In December 2012, Lucy returns at the behest of Sabrina Santiago, who is attempting to resurrect the Nurses' Ball, but is having a difficult time finding financial backing. Although Lucy expresses a genuine desire to resurrect the ball, financial issues involving her company, CoeCoe Cosmetics, prevent her from doing so. As Sabrina resigns herself to her failure, much to the delight of Dr. Britt Westbourne, Lucy arrives at the hospital vowing to resurrect the ball. To accomplish this, Lucy plans to use her 1% share of ELQ to force either Tracy Quartermaine or A.J. Quartermaine, who are both vying for control of ELQ, to finance the ball. Ultimately, Lucy awards her share to Tracy, also requesting that she be allowed to move into the Quartermaine Mansion. In January 2013, Lucy has an encounter with John McBain and Samantha Morgan at Kelly's Diner, mistaking them for former Port Charles characters Caleb Morley and Livvie Locke. Believing "Caleb" to be a danger to "Livvie", she stabs John with a broken chair leg. Lucy is then arrested and taken to jail. Attorney Alexis Davis later represents her in court, where she gets Lucy to plead not guilty by reason of insanity and is admitted to Ferncliff. Lucy gets out of Ferncliff and helps create the Nurses Ball. She then begins her newest product, Deception.

== Reception ==
Toronto Star described Herring's debut on General Hospital as an "old movie cliché in reverse", writing: "Instead of mousey librarian taking off horn-rimmed glasses and turning into a ravishing beauty, former beauty queen Herring put her hair in a bun, scrubbed off her makeup, and walked off with the role of timid, frumpy Lucy Coe." During the 1980s and 90s, Herring was a fan favorite and considered one of the most popular characters on General Hospital. In October 1992, when it was announced that Herring would leave her role at Days of our Lives and return to the show as Lucy, The Daily News of Los Angeles praised the return of the "mousy librarian who turned manipulative bombshell" as great.

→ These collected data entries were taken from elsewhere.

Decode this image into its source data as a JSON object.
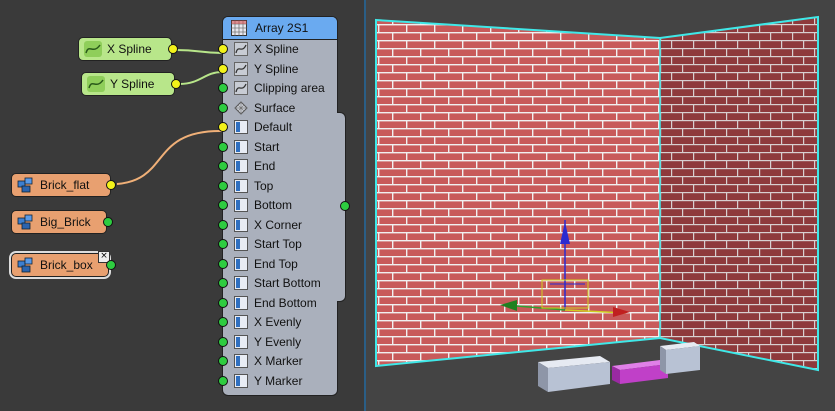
{
  "graph": {
    "array_node": {
      "title": "Array 2S1",
      "inputs": [
        {
          "label": "X Spline",
          "icon": "spline-icon",
          "port": "yellow"
        },
        {
          "label": "Y Spline",
          "icon": "spline-icon",
          "port": "yellow"
        },
        {
          "label": "Clipping area",
          "icon": "spline-icon",
          "port": "green"
        },
        {
          "label": "Surface",
          "icon": "surface-icon",
          "port": "green"
        },
        {
          "label": "Default",
          "icon": "brick-slot-icon",
          "port": "yellow"
        },
        {
          "label": "Start",
          "icon": "brick-slot-icon",
          "port": "green"
        },
        {
          "label": "End",
          "icon": "brick-slot-icon",
          "port": "green"
        },
        {
          "label": "Top",
          "icon": "brick-slot-icon",
          "port": "green"
        },
        {
          "label": "Bottom",
          "icon": "brick-slot-icon",
          "port": "green"
        },
        {
          "label": "X Corner",
          "icon": "brick-slot-icon",
          "port": "green"
        },
        {
          "label": "Start Top",
          "icon": "brick-slot-icon",
          "port": "green"
        },
        {
          "label": "End Top",
          "icon": "brick-slot-icon",
          "port": "green"
        },
        {
          "label": "Start Bottom",
          "icon": "brick-slot-icon",
          "port": "green"
        },
        {
          "label": "End Bottom",
          "icon": "brick-slot-icon",
          "port": "green"
        },
        {
          "label": "X Evenly",
          "icon": "brick-slot-icon",
          "port": "green"
        },
        {
          "label": "Y Evenly",
          "icon": "brick-slot-icon",
          "port": "green"
        },
        {
          "label": "X Marker",
          "icon": "brick-slot-icon",
          "port": "green"
        },
        {
          "label": "Y Marker",
          "icon": "brick-slot-icon",
          "port": "green"
        }
      ]
    },
    "spline_nodes": [
      {
        "label": "X Spline",
        "icon": "spline-icon"
      },
      {
        "label": "Y Spline",
        "icon": "spline-icon"
      }
    ],
    "brick_nodes": [
      {
        "label": "Brick_flat",
        "icon": "brick-object-icon",
        "port": "yellow"
      },
      {
        "label": "Big_Brick",
        "icon": "brick-object-icon",
        "port": "green"
      },
      {
        "label": "Brick_box",
        "icon": "brick-object-icon",
        "port": "green",
        "close_glyph": "×"
      }
    ]
  },
  "colors": {
    "graph_bg": "#3a3a3a",
    "viewport_bg": "#444444",
    "header_blue": "#6aaaf0",
    "spline_node": "#b8e68a",
    "brick_node": "#e8a070",
    "port_yellow": "#f2f21a",
    "port_green": "#2ecc40",
    "brick_red": "#c85a5a",
    "mortar": "#f0f0f0",
    "selection_cyan": "#3fe8e8",
    "magenta_box": "#c040c8"
  }
}
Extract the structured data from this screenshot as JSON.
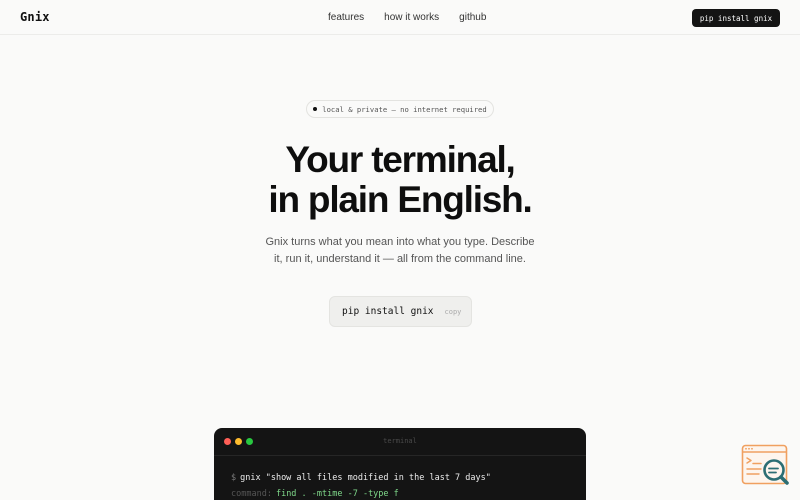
{
  "nav": {
    "logo": "Gnix",
    "links": [
      "features",
      "how it works",
      "github"
    ],
    "cta": "pip install gnix"
  },
  "hero": {
    "badge": "local & private — no internet required",
    "title_lines": [
      "Your terminal,",
      "in plain English."
    ],
    "subtitle_lines": [
      "Gnix turns what you mean into what you type. Describe",
      "it, run it, understand it — all from the command line."
    ],
    "install_command": "pip install gnix",
    "copy_label": "copy"
  },
  "terminal": {
    "title": "terminal",
    "prompt": "$",
    "user_command": "gnix \"show all files modified in the last 7 days\"",
    "command_label": "command:",
    "generated_command": "find . -mtime -7 -type f"
  },
  "colors": {
    "background": "#fafaf9",
    "terminal_bg": "#141414",
    "accent_green": "#7fd88a",
    "widget_orange": "#f0a060",
    "widget_teal": "#2c6e74"
  },
  "icons": {
    "help_widget": "search-document-icon"
  }
}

Herring has received a number of honors for her portrayal of Lucy, including Daytime Emmy Award nominations for Outstanding Supporting Actress in a Drama Series in 1990 and 1992. She also won three Soap Opera Digest Award for Outstanding Villainess in a Drama Series – Daytime in 1989, 1991, 1992, as well as a nomination in 1990. In 1996, she won the Soap Opera Digest Award for Hottest Female Star and in 1999, Herring won the Soap Opera Digest Award for Outstanding Lead Actress for her work as Lucy on Port Charles.

In 2023, Charlie Mason from Soaps She Knows placed Lucy at #25 on his ranked list of General Hospital’s 40+ Greatest Characters of All Time, commenting "Whenever she walks into a room, you know that chaos is going to follow — and we wouldn’t have it any other way. Lucy may not be the conniver that she once was, but she remains as “quacky” and unpredictable as ever."